Pour parvenir à la sobriété énergétique de la France, le plan décline 4 axes.
L’axe n° 1 vise à « faire de la rénovation énergétique une priorité nationale identifiée aux objectifs hiérarchisés » : l’idée sous-jacente est de mettre un peu de cohérence dans les multiples initiatives qui se sont développées sur le territoire. Cette fédération des énergies sous une marque unique est censée permettre une mobilisation collective apte à parvenir à l’objectif, déjà ancien, des 500.000 rénovations de logements par an, réparties comme suit :
- 150 000 logements correspondants à des passoires thermiques pour des ménages en situation de précarité énergétique, dont au moins 75 000 financés par l’ANAH, l’autre moitié incombant au secteur privé ;
- 100 000 logements sociaux financés par les bailleurs sociaux ;
- 250 000 par les particuliers aidés par le CITE et les certificats d’économie d’énergie, le gouvernement s’engageant à stabiliser les dispositifs d’aide à compter de début 2019 et sur la durée du quinquennat : cet engagement, s’il est tenu, favorisera certainement la massification de l’action en permettant à de grands acteurs du bâtiment de s’investir dans ce programme.

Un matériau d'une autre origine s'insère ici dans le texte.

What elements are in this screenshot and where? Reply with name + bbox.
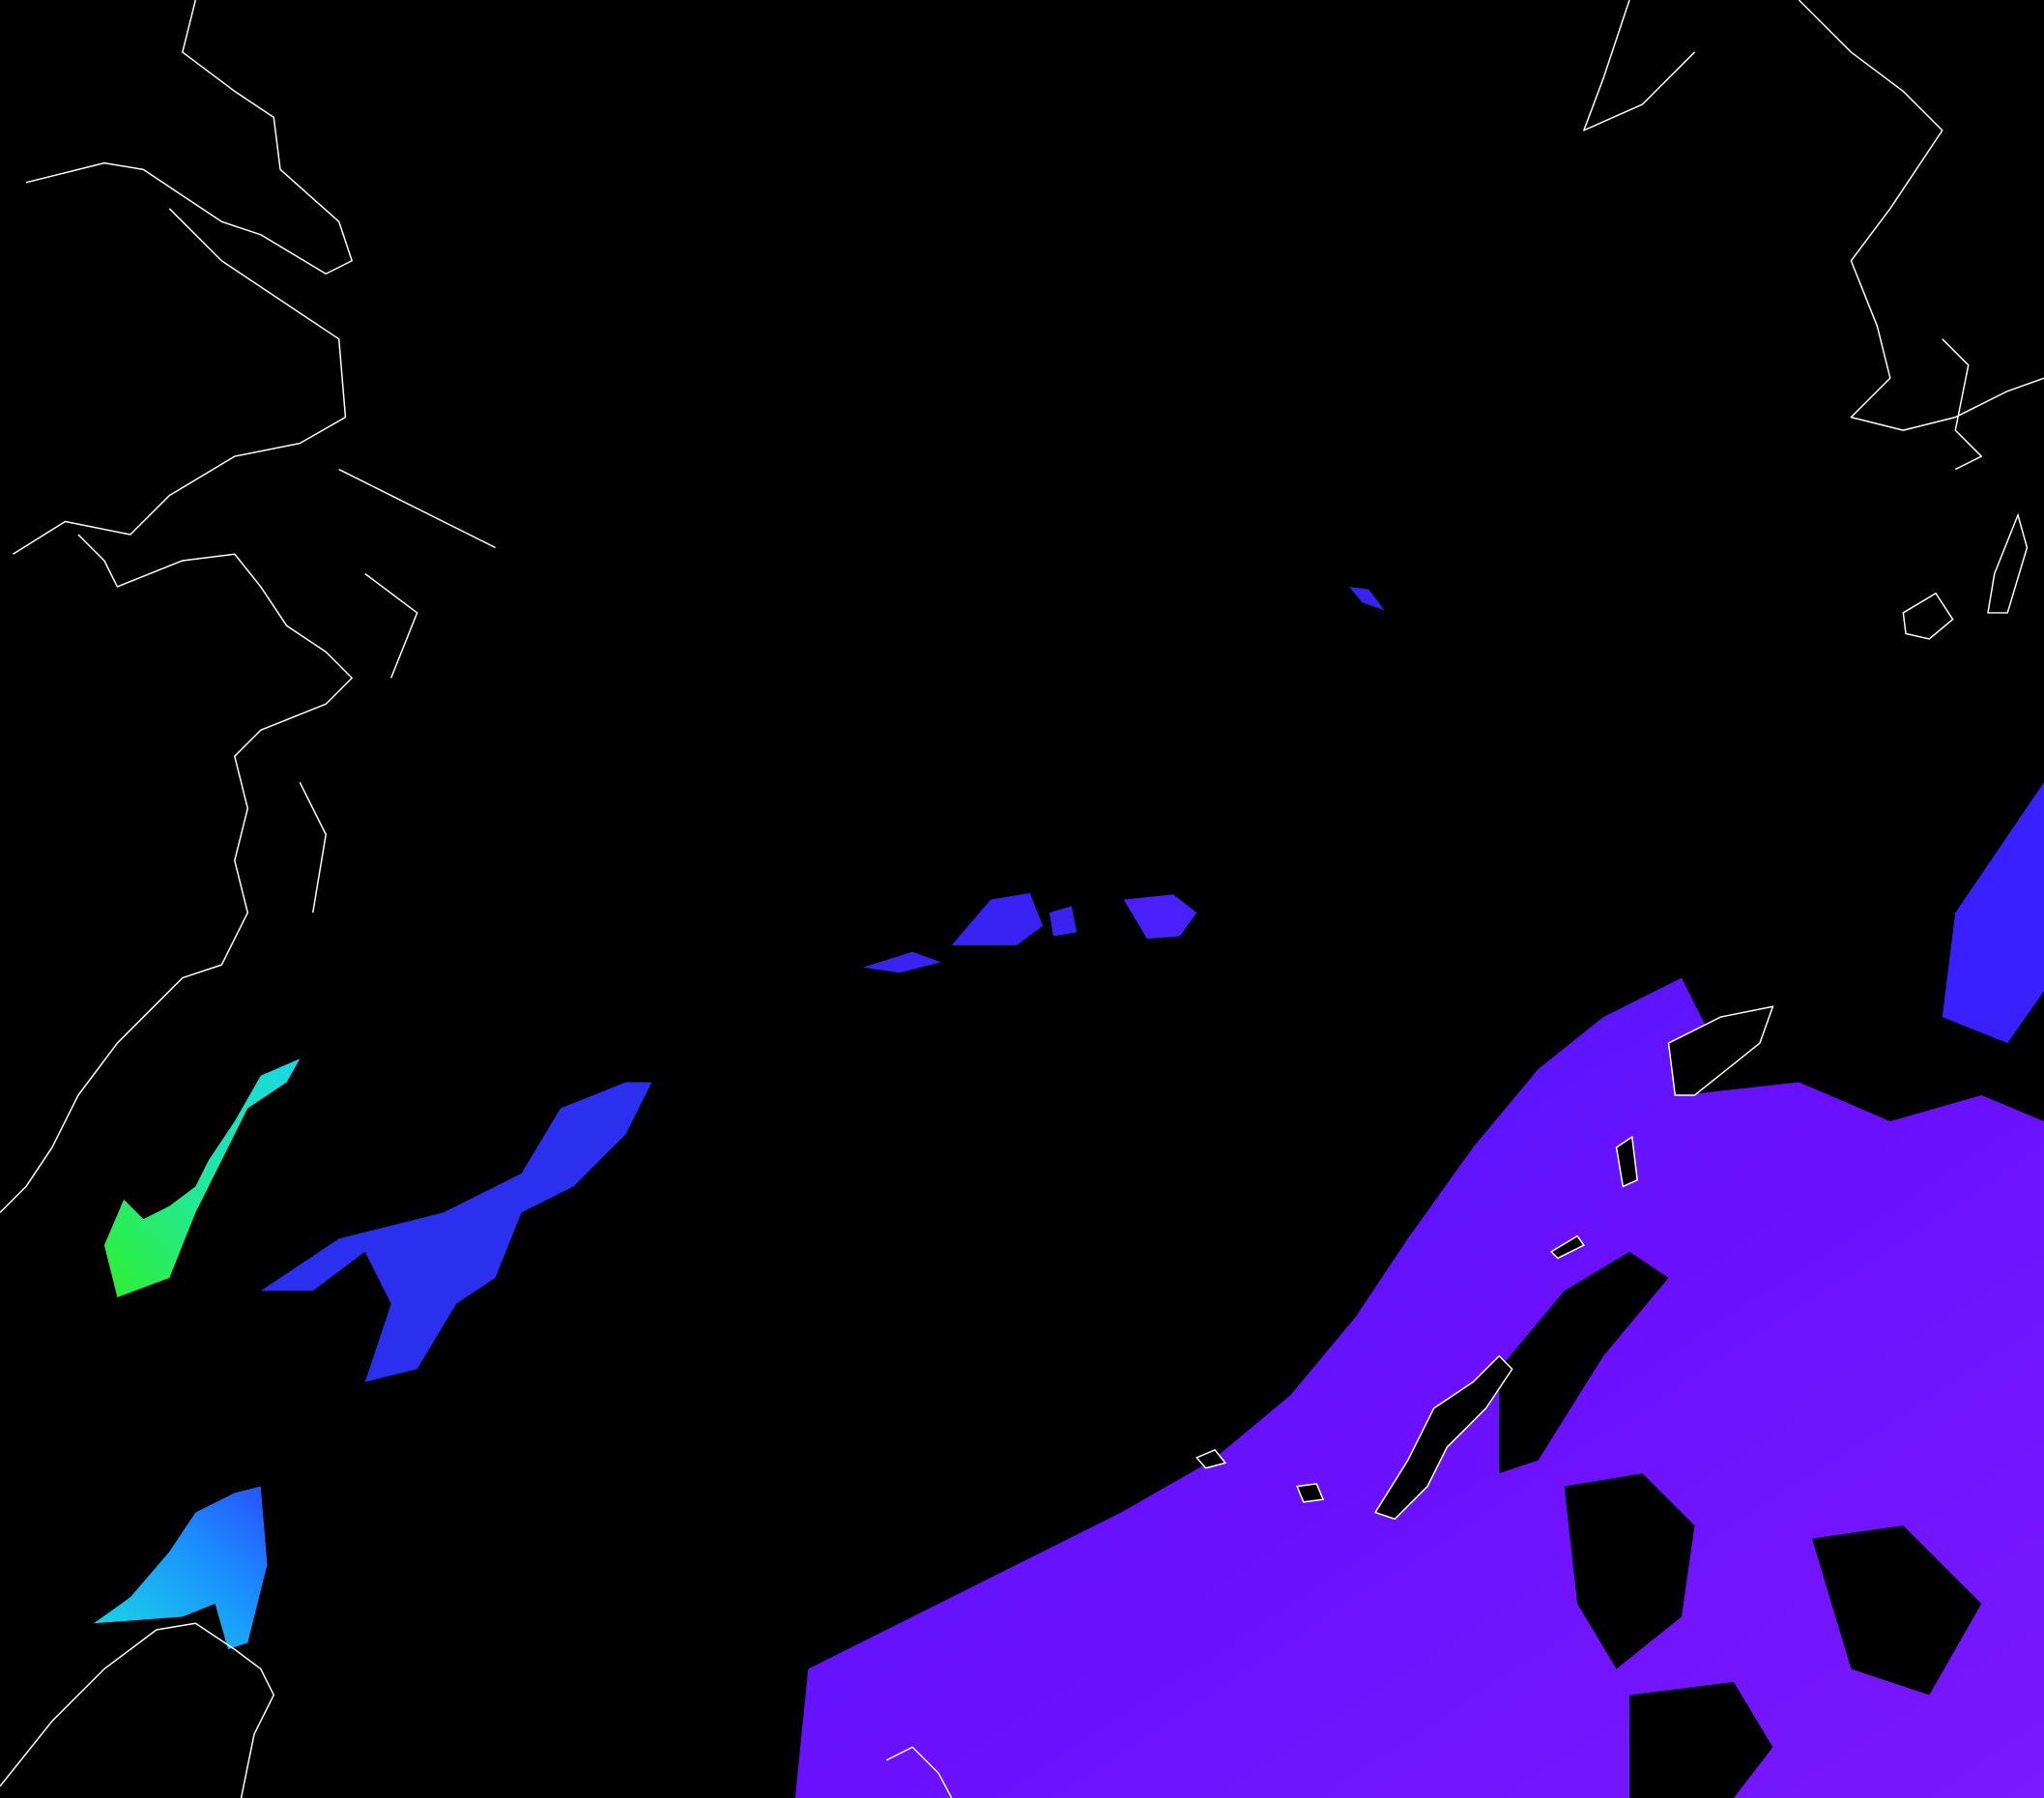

Le plan prévoit aussi la rénovation de 25 % du parc immobilier de l’Etat.
A dire vrai, on peut douter du caractère opérationnel de ce dernier élément du premier axe, dès lors qu’il ne met en œuvre aucun moyen nouveau, s’appuie sur des forces dont on peut douter de l’appétit à accompagner l’Etat, ou sur l’Etat lui-même réputé « exemplaire » depuis la loi Grenelle 1…
L’axe n°2 porte sur la lutte contre la précarité énergétique et la massification de la rénovation pour les particuliers. Ce double objectif est opportunément réaffirmé par le Gouvernement et devrait se traduire par :
- Une réforme globale des aides à la rénovation courant 2018,
- L’étude de nouvelles incitations (l’idée d’un bonus-malus faisant son chemin…),
- La professionnalisation des DPE,
- Le déploiement organisé des services publics locaux de la performance énergétique.

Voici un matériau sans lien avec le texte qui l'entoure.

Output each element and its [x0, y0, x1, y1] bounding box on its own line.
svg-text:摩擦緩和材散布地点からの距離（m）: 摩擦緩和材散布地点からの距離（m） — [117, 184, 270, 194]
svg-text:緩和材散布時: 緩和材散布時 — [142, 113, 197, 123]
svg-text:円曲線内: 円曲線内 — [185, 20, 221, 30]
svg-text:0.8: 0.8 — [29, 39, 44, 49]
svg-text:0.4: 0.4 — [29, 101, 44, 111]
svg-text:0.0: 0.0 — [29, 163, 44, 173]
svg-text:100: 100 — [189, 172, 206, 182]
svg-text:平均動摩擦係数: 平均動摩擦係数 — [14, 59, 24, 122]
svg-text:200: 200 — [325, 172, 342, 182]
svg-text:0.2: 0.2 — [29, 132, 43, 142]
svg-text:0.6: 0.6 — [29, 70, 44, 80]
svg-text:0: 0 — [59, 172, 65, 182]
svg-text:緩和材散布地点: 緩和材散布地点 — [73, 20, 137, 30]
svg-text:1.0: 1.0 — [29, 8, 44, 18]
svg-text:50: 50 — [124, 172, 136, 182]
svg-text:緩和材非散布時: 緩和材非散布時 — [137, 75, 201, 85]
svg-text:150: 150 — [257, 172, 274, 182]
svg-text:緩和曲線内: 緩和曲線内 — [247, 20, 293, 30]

S’agissant de la massification, qui est une voie nécessaire, le plan compte sur le développement de programmes massifiés de rénovations de bâtiments de même type. Cette démarche, inspirée par EnergieSprong, ne paraît toutefois pas intégrer les difficultés liées à cette approche, et demeure un peu théorique.
L’axe n°3 porte sur la rénovation des bâtiments publics et tertiaires. En premier lieu, 1,8 milliards d’euros de travaux devraient être engagés par l’Etat pour rénover en 5 ans 25% du parc immobilier de l’Etat. C’est une très bonne nouvelle si cet engagement est tenu car il permettra à l’Etat de se placer lui-même dans la dynamique qu’il impulse pour les autres mais pratique peu pour lui-même. Il reste à espérer que le secteur public local poursuivra ses efforts en ce sens et ne réduira pas son engagement du fait de la baisse des dotations publiques locales ; à cet effet, la Caisse des dépôts devrait mobiliser 3 milliards d’euros de prêts et fonds propres pour rénover les bâtiments des collectivités territoriales.

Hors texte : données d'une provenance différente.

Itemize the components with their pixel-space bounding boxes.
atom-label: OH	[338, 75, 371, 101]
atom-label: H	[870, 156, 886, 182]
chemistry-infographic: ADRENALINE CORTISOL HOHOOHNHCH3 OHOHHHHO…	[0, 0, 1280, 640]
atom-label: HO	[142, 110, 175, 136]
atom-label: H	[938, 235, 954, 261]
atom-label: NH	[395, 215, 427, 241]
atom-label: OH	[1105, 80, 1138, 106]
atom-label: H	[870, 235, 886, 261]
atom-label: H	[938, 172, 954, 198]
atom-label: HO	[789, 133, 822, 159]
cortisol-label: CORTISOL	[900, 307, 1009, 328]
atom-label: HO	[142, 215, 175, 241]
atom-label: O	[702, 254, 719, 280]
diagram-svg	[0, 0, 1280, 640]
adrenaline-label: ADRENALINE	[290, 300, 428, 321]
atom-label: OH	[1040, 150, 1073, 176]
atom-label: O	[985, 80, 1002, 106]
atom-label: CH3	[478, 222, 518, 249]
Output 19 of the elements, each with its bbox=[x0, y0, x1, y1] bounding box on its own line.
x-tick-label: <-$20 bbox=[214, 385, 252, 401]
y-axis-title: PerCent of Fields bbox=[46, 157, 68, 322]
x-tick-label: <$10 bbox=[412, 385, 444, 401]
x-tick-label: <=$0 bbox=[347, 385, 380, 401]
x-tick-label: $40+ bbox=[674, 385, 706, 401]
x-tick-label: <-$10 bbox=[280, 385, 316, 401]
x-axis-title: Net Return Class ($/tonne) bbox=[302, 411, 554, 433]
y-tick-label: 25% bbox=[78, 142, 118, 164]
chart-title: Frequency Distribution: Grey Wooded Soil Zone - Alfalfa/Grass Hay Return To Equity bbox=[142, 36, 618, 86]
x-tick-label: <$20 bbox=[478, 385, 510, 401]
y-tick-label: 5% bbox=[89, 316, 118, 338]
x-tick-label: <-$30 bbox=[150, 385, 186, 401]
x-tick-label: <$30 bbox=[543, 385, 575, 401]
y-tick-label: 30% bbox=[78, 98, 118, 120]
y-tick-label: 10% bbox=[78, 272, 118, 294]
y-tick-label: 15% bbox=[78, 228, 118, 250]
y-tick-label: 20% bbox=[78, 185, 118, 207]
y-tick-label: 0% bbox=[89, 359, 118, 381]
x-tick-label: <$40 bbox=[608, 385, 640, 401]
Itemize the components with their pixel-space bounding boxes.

« Afin d’agir à grande échelle, seront déployées des nouvelles méthodes de financement des contrats de performance énergétique permettant de confier la rénovation à des entreprises engagées sur un niveau d’ambition d’économie d’énergie, entreprises qui se rémunéreront en grande partie sur les économies d’énergie» (communiqué de presse des ministres).
Cette démarche a déjà été initiée par le Plan Bâtiment Durable et la Caisse des Dépôts en octobre dernier en vue de la rénovation des bâtiments éducatifs.
Enfin, de façon assez classique mais très peu diserte, le plan se clôture par un axe n°4 relatif au renforcement des compétences et de l’innovation.
Au final, ce plan ne marque aucune rupture, ce qui est sans doute une bonne chose. Il manque néanmoins un souffle et une vision à même d’entrainer une mobilisation sociétale d’ampleur, du fait d’une approche encore trop technocratique et faiblement opérationnelle.
On retiendra néanmoins que le plan renoue avec celui érigé au lendemain du Grenelle, qui avait largement porté ses fruits. Toute la question revient à se demander si ce plan Macron aura, dans la durée, l’accompagnement politique nécessaire et s’il bénéficiera sur les territoires d’une animation suffisamment reconnue, à l’instar du Plan bâtiment durable, pour en assurer l’efficacité.